Nel poco funzionale, lo ammetto, trio con due chitarre acustiche più una (bella) tastiera, mi sono ritrovato spesso a fare la chitarra ritmica, vuoi per la mia scarsa dimestichezza col plettro (suono con le unghie da quando avevo 13 anni), vuoi per la pacatezza della maturità (anche se siamo tre coetanei), vuoi per la stanchezza della giornata di lavoro sulle spalle, e tutto questo mi ha indotto però a pensare.
Quanto è bello accompagnare, meglio ancora se si ha un minimo di bagaglio tecnico aggiungendo un po’ di swing, qualche walking-bass, degli arpeggi meno scontati del solito, insomma un po’ di mestiere.
È questo il mio elogio della chitarra ritmica, il godere del solo che si sta dipanando davanti a te ma che senza il tuo supporto sarebbe solo un discorso vuoto, il piacere dell’accordo che si incastra a perfezione col bending, il sorrisetto di complicità del solista quando azzecchi bene quel passaggio difficile e il senso di appagamento generale della conquista del pezzo su cui si lavora, compreso l’aver finalmente trovato, magari, quell’accordo semidiminuito che ci sfuggiva da tanto.

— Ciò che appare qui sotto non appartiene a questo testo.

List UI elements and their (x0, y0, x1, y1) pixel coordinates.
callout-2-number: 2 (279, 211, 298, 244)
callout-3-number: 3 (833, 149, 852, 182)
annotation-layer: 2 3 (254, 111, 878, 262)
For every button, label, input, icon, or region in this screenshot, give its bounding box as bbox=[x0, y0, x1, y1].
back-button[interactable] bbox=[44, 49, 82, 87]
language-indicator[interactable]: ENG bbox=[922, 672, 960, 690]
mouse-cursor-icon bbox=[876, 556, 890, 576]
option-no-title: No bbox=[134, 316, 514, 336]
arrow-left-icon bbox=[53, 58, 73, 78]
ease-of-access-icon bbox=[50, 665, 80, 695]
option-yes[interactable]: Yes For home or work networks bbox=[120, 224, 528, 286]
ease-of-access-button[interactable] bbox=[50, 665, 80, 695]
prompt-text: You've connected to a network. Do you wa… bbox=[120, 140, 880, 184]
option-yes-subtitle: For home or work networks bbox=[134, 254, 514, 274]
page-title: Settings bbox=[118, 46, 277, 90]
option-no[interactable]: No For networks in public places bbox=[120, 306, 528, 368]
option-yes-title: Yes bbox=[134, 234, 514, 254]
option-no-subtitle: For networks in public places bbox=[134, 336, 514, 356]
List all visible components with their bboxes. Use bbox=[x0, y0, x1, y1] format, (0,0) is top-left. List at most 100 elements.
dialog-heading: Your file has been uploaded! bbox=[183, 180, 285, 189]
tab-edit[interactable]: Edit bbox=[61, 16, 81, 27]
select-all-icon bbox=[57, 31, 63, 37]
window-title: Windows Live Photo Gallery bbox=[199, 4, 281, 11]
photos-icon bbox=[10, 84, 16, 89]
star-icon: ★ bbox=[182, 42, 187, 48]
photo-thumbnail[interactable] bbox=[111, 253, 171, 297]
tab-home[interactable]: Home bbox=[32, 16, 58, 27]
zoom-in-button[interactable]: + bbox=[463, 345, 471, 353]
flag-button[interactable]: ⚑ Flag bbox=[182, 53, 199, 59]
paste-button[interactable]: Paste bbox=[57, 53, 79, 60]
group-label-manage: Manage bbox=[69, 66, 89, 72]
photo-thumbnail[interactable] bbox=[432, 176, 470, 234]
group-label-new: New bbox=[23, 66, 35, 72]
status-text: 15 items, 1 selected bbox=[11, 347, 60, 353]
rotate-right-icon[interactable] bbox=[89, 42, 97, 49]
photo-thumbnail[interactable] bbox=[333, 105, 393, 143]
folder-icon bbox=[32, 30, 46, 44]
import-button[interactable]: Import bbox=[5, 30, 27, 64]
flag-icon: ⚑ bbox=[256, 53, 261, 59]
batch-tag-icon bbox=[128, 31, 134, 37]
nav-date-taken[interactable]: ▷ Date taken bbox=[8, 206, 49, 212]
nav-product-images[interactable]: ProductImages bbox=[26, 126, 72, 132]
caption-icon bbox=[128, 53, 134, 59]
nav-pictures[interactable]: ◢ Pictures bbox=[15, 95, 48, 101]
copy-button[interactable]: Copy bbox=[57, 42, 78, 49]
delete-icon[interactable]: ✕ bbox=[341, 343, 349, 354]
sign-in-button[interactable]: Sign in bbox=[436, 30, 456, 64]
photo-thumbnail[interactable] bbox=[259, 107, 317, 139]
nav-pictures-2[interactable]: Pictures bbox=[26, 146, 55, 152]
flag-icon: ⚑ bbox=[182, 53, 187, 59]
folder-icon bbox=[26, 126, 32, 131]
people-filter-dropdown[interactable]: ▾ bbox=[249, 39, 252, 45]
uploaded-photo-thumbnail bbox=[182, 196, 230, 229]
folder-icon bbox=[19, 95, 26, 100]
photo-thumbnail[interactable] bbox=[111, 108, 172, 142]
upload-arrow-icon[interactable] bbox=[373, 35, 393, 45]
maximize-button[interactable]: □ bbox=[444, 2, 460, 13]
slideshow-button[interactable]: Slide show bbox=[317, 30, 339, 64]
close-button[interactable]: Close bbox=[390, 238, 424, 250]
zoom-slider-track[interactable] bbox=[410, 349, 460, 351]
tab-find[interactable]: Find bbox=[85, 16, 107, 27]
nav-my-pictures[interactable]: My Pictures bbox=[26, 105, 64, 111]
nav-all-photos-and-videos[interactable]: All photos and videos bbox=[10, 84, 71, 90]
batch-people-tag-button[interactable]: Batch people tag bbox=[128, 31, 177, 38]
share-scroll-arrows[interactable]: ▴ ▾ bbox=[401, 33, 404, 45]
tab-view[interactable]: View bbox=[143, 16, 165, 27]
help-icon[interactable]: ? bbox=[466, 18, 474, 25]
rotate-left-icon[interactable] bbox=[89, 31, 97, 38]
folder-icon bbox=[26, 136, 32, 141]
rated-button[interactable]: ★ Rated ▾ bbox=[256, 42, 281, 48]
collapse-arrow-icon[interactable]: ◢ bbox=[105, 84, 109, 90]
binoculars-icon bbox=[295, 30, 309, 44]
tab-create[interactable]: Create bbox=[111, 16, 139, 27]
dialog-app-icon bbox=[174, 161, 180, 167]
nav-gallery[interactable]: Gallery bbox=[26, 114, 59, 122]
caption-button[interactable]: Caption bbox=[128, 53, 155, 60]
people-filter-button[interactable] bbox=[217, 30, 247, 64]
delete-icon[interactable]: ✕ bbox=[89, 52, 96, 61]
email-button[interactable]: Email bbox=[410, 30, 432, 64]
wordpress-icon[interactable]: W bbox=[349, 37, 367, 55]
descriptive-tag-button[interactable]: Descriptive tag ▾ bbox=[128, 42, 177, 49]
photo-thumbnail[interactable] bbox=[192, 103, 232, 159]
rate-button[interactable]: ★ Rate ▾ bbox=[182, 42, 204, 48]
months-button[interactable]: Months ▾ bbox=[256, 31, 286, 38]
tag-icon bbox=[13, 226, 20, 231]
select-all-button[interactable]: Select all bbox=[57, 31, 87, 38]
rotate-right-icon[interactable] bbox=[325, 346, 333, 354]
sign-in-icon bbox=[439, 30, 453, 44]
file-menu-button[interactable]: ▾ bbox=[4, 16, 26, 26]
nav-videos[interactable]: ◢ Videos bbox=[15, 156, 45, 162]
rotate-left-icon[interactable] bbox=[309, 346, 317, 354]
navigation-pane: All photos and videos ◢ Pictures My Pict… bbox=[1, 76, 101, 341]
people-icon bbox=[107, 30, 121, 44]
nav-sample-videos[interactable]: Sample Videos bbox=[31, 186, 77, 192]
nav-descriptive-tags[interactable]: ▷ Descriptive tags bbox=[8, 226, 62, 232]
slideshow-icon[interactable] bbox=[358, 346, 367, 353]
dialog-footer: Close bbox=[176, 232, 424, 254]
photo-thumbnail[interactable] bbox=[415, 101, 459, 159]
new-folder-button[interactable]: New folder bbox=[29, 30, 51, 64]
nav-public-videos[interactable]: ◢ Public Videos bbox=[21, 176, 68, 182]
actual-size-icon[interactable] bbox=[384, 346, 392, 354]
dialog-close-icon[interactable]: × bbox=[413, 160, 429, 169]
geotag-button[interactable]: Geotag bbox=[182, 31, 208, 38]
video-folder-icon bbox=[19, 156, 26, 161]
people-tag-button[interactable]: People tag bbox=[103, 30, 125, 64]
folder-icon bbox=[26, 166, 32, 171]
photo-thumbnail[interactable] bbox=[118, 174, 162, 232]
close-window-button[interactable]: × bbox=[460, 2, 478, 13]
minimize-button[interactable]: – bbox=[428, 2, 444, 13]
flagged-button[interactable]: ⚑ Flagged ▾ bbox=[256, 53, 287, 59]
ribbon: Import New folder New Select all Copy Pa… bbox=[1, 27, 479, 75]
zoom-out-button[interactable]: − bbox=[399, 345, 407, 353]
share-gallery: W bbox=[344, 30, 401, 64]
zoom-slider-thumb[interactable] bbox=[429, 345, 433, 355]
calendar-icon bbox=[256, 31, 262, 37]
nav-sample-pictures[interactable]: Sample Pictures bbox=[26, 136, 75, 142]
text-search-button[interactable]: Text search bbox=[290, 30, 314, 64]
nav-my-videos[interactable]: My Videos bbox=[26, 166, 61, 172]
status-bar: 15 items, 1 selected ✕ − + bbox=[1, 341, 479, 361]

Mi sembra che molti guitar hero, raggiunta la soglia della loro maturità artistica, vivano un momento di ripiegamento intimista, tornando a passaggi meno furoreggianti, armonie più complesse ma prive di tecnicismi solistici, e i più giovani di noi spesso vedono questi lavori come il segnale più evidente della loro decadenza artistica, facendola coincidere inevitabilmente con quella anagrafica e conseguentemente fisica. Anche io la pensavo così, poi la potenza degli anni passati e accumulati sulle spalle mi ha fatto cambiare idea.
Invecchiare non è necessariamente un male, o meglio lo è perché inesorabilmente toglie dal nostro personale calendario dell'Avvento quei giorni che abbiamo in dotazione. È però, se sfruttata con intelligenza, una grandissima arma a nostra disposizione per interpretare al meglio tutte le complesse sfumature della vita di tutti i giorni. Se mi piacerebbe tornare ventenne? Certo che sì, senza se e senza ma, e tuttavia qualcuno, non ricordo bene adesso chi, ci ha detto di fare del nostro meglio con quello che abbiamo a nostra disposizione e laddove l’abbiamo. E, in questo momento, questo ho e questo devo utilizzare, meglio che posso per il rispetto innanzitutto di me stesso.
Viva la chitarra ritmica allora e consentitemi di dire che, conscio di non padroneggiarla assolutamente bene, è un esercizio più difficile del solista. Il solista, signori, è la cicala: sfolgorante, che vive di luce propria, rumoroso e impossibile da evitare, ammaliatore e in grado di stregare le altre persone ancorché di breve vita all’interno del pezzo. La chitarra ritmica è la formica: paziente, in grado di costruire fortezze invisibili e solide, mai sotto i riflettori, sempre discreto ma inesorabile, eterno per definizione.
Yin e Yang, entrambi indispensabili nell’architettura immutabile della musica: uno non potrà mai sostituire l’altro.